Factors that effect Exchange Rates Flashcards
(8 cards)
Movements in the Terms of Trade and Commodity Prices
The movements of our ToT affects the exchange rate. Australia is known as a “commodity currency” as our exports and therefore the demand for the AUD is dominated by commodities such as iron ore, coal and gas.
IMPACT – When terms of trade increase/commodity prices increase, the demand for the AUD increases, which causes a currency appreciation.
Relative Interest Rates (Our Interest Rate Differential)
The difference between interest rates in Australia and that of the rest of the world is called the “interest rate differential”
If interest rates in other countries rise relative to Australia, then there will be decrease in capital inflow and foreign investment into Australia. This is because overseas investors will have a lower rate of return on their investment.
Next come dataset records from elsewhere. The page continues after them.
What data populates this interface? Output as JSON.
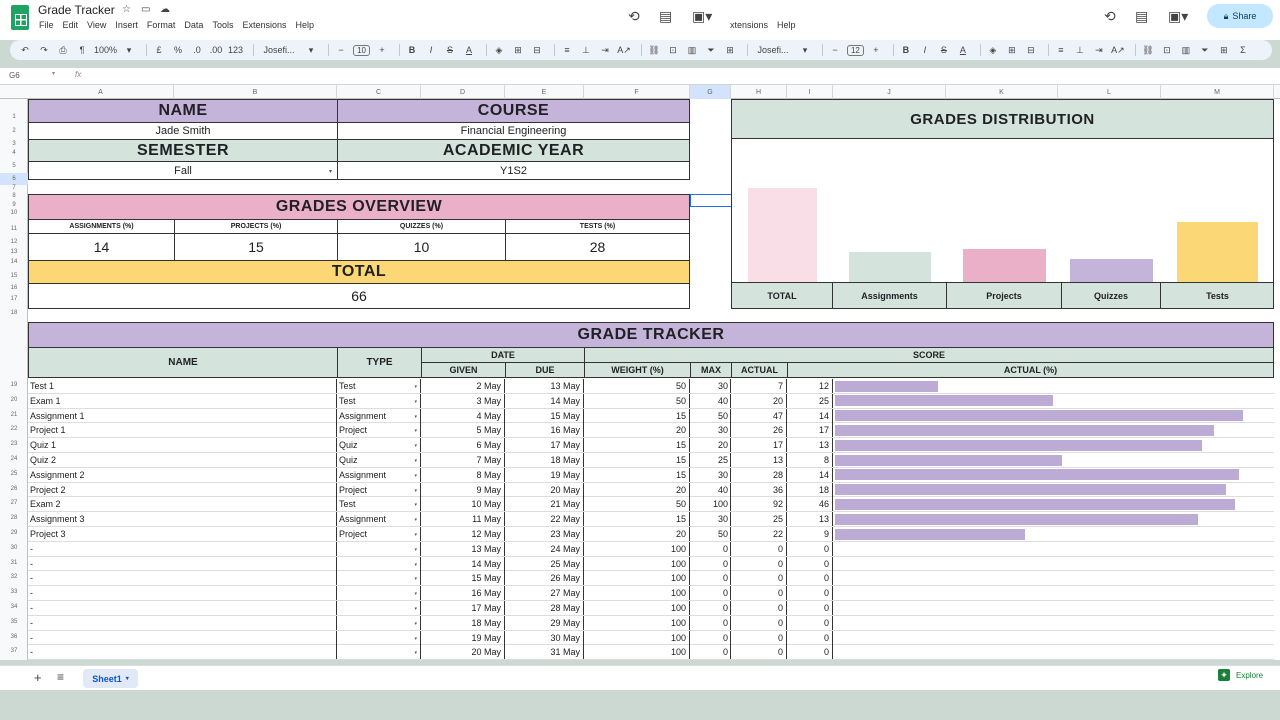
{
  "app": {
    "title": "Grade Tracker",
    "menu": [
      "File",
      "Edit",
      "View",
      "Insert",
      "Format",
      "Data",
      "Tools",
      "Extensions",
      "Help"
    ],
    "menu_overlay": [
      "xtensions",
      "Help"
    ],
    "share_label": "Share"
  },
  "toolbar": {
    "zoom": "100%",
    "currency": "£",
    "percent": "%",
    "dec_less": ".0",
    "dec_more": ".00",
    "format_123": "123",
    "font": "Josefi...",
    "font_size": "10",
    "font2": "Josefi...",
    "font_size2": "12",
    "sigma": "Σ"
  },
  "formula": {
    "cell_ref": "G6",
    "fx": "fx"
  },
  "columns": [
    "A",
    "B",
    "C",
    "D",
    "E",
    "F",
    "G",
    "H",
    "I",
    "J",
    "K",
    "L",
    "M"
  ],
  "rows": [
    "1",
    "2",
    "3",
    "4",
    "5",
    "6",
    "7",
    "8",
    "9",
    "10",
    "11",
    "12",
    "13",
    "14",
    "15",
    "16",
    "17",
    "18",
    "19",
    "20",
    "21",
    "22",
    "23",
    "24",
    "25",
    "26",
    "27",
    "28",
    "29",
    "30",
    "31",
    "32",
    "33",
    "34",
    "35",
    "36",
    "37"
  ],
  "info": {
    "name_label": "NAME",
    "name_value": "Jade Smith",
    "course_label": "COURSE",
    "course_value": "Financial Engineering",
    "semester_label": "SEMESTER",
    "semester_value": "Fall",
    "year_label": "ACADEMIC YEAR",
    "year_value": "Y1S2"
  },
  "overview": {
    "title": "GRADES OVERVIEW",
    "headers": [
      "ASSIGNMENTS (%)",
      "PROJECTS (%)",
      "QUIZZES (%)",
      "TESTS (%)"
    ],
    "values": [
      "14",
      "15",
      "10",
      "28"
    ],
    "total_label": "TOTAL",
    "total_value": "66"
  },
  "chart_data": {
    "type": "bar",
    "title": "GRADES DISTRIBUTION",
    "categories": [
      "TOTAL",
      "Assignments",
      "Projects",
      "Quizzes",
      "Tests"
    ],
    "values": [
      66,
      21,
      23,
      16,
      42
    ],
    "ylim": [
      0,
      100
    ],
    "colors": [
      "#f9dee7",
      "#d4e3dc",
      "#eab0c8",
      "#c4b4d9",
      "#fbd775"
    ]
  },
  "tracker": {
    "title": "GRADE TRACKER",
    "h_name": "NAME",
    "h_type": "TYPE",
    "h_date": "DATE",
    "h_score": "SCORE",
    "h_given": "GIVEN",
    "h_due": "DUE",
    "h_weight": "WEIGHT (%)",
    "h_max": "MAX",
    "h_actual": "ACTUAL",
    "h_actual_pct": "ACTUAL (%)",
    "rows": [
      {
        "name": "Test 1",
        "type": "Test",
        "given": "2 May",
        "due": "13 May",
        "weight": "50",
        "max": "30",
        "actual": "7",
        "pct": "12"
      },
      {
        "name": "Exam 1",
        "type": "Test",
        "given": "3 May",
        "due": "14 May",
        "weight": "50",
        "max": "40",
        "actual": "20",
        "pct": "25"
      },
      {
        "name": "Assignment 1",
        "type": "Assignment",
        "given": "4 May",
        "due": "15 May",
        "weight": "15",
        "max": "50",
        "actual": "47",
        "pct": "14"
      },
      {
        "name": "Project 1",
        "type": "Project",
        "given": "5 May",
        "due": "16 May",
        "weight": "20",
        "max": "30",
        "actual": "26",
        "pct": "17"
      },
      {
        "name": "Quiz 1",
        "type": "Quiz",
        "given": "6 May",
        "due": "17 May",
        "weight": "15",
        "max": "20",
        "actual": "17",
        "pct": "13"
      },
      {
        "name": "Quiz 2",
        "type": "Quiz",
        "given": "7 May",
        "due": "18 May",
        "weight": "15",
        "max": "25",
        "actual": "13",
        "pct": "8"
      },
      {
        "name": "Assignment 2",
        "type": "Assignment",
        "given": "8 May",
        "due": "19 May",
        "weight": "15",
        "max": "30",
        "actual": "28",
        "pct": "14"
      },
      {
        "name": "Project 2",
        "type": "Project",
        "given": "9 May",
        "due": "20 May",
        "weight": "20",
        "max": "40",
        "actual": "36",
        "pct": "18"
      },
      {
        "name": "Exam 2",
        "type": "Test",
        "given": "10 May",
        "due": "21 May",
        "weight": "50",
        "max": "100",
        "actual": "92",
        "pct": "46"
      },
      {
        "name": "Assignment 3",
        "type": "Assignment",
        "given": "11 May",
        "due": "22 May",
        "weight": "15",
        "max": "30",
        "actual": "25",
        "pct": "13"
      },
      {
        "name": "Project 3",
        "type": "Project",
        "given": "12 May",
        "due": "23 May",
        "weight": "20",
        "max": "50",
        "actual": "22",
        "pct": "9"
      },
      {
        "name": "-",
        "type": "",
        "given": "13 May",
        "due": "24 May",
        "weight": "100",
        "max": "0",
        "actual": "0",
        "pct": "0"
      },
      {
        "name": "-",
        "type": "",
        "given": "14 May",
        "due": "25 May",
        "weight": "100",
        "max": "0",
        "actual": "0",
        "pct": "0"
      },
      {
        "name": "-",
        "type": "",
        "given": "15 May",
        "due": "26 May",
        "weight": "100",
        "max": "0",
        "actual": "0",
        "pct": "0"
      },
      {
        "name": "-",
        "type": "",
        "given": "16 May",
        "due": "27 May",
        "weight": "100",
        "max": "0",
        "actual": "0",
        "pct": "0"
      },
      {
        "name": "-",
        "type": "",
        "given": "17 May",
        "due": "28 May",
        "weight": "100",
        "max": "0",
        "actual": "0",
        "pct": "0"
      },
      {
        "name": "-",
        "type": "",
        "given": "18 May",
        "due": "29 May",
        "weight": "100",
        "max": "0",
        "actual": "0",
        "pct": "0"
      },
      {
        "name": "-",
        "type": "",
        "given": "19 May",
        "due": "30 May",
        "weight": "100",
        "max": "0",
        "actual": "0",
        "pct": "0"
      },
      {
        "name": "-",
        "type": "",
        "given": "20 May",
        "due": "31 May",
        "weight": "100",
        "max": "0",
        "actual": "0",
        "pct": "0"
      }
    ],
    "bar_fraction": [
      0.25,
      0.53,
      0.99,
      0.92,
      0.89,
      0.55,
      0.98,
      0.95,
      0.97,
      0.88,
      0.46,
      0,
      0,
      0,
      0,
      0,
      0,
      0,
      0
    ]
  },
  "bottom": {
    "sheet_tab": "Sheet1",
    "explore": "Explore"
  }
}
At the same time, this will also increase the capital outflow and foreign investment from Australia.
IMPACT – The decrease in foreign investment into Australia will decrease the demand for the AUD. At the same time, the increase in capital outflow from Australia will increase the supply of the AUD. This will cause a large depreciation of the AUD.
Relative Inflation Rates
High inflation relative to our trading partners decreases the international competitiveness of our goods and services. This will then decrease the demand for our traded goods.
Eg – Higher inflation in Australia relative to New Zealand will increase the price of sheep in Australia. Foreign countries will import from New Zealand over Australia.
IMPACT – This will decrease the demand for our G&S which will decrease the Demand for the AUD. At the same time, higher prices in Australia may lead to an increase in imports (which are cheaper) increasing the supply of the AUD. This will cause a large depreciation to the AUD.
Domestic Economic Growth
Strong economic growth in Australia will lead to an increase in consumption. This includes an increase in the consumption of imports.
At the same time, a strong economy will also attract more foreign investment into Australia, which will increase the demand for the AUD.
IMPACT – The increase in the consumption of imports will increase the supply of AUD. At the same time, increased foreign investment will increase the demand for AUD. The value of the AUD is indeterminant as it relies on understanding the relative size of the shifts.
World Economic Growth
An increase in the growth of the GDP and economies of other countries in the world will increase the demand for commodities. Commodity prices will increase.
IMPACT - The increase in commodity prices will increase the D (AUD) which will create an appreciation of the Australian Dollar.
International Capital Flows
If investors believe that Australia is a relatively more attractive location to invest their funds compared to other economies, then we will see an increase in international capital flows.
This is not a standalone argument – and should be used in conjunction with the other factors such as interest rates and economic growth.
IMPACT – Increase in international capital flows, will increase the demand for the AUD, which will appreciate it.
Other factors
It is important to understand that these are not the only factors that affect the exchange rate. There are other factors that can be discussed.
For example – A change in foreign investment will impact the income flows (dividends and interest) into and out of Australia. This would then further impact the exchange rate.
IMPACT – An increase in dividend or interest payments out of Australia will increase the supply of the AUD, which will depreciate it.
Key Factors
The textbook sites two key factors to Australia’s exchange rate (page 120 and 121). These are Commodity Prices and Interest Rate Differential
Commodity Prices – Changes in the price of commodities have a significant effect on export values and national income. There is a very strong correlation between export prices and the value of the AUD.
Interest Rate Differential between AUS and US – There is a strong positive relationship between the interest rate differential and the AUD. The interest rate differential affects the flow of foreign investment both into AND out of Australia. This affects both S and D (AUD). A fall in the interest rate differential (the difference between interest rates in Australia and the USA) should cause the AUD to depreciate.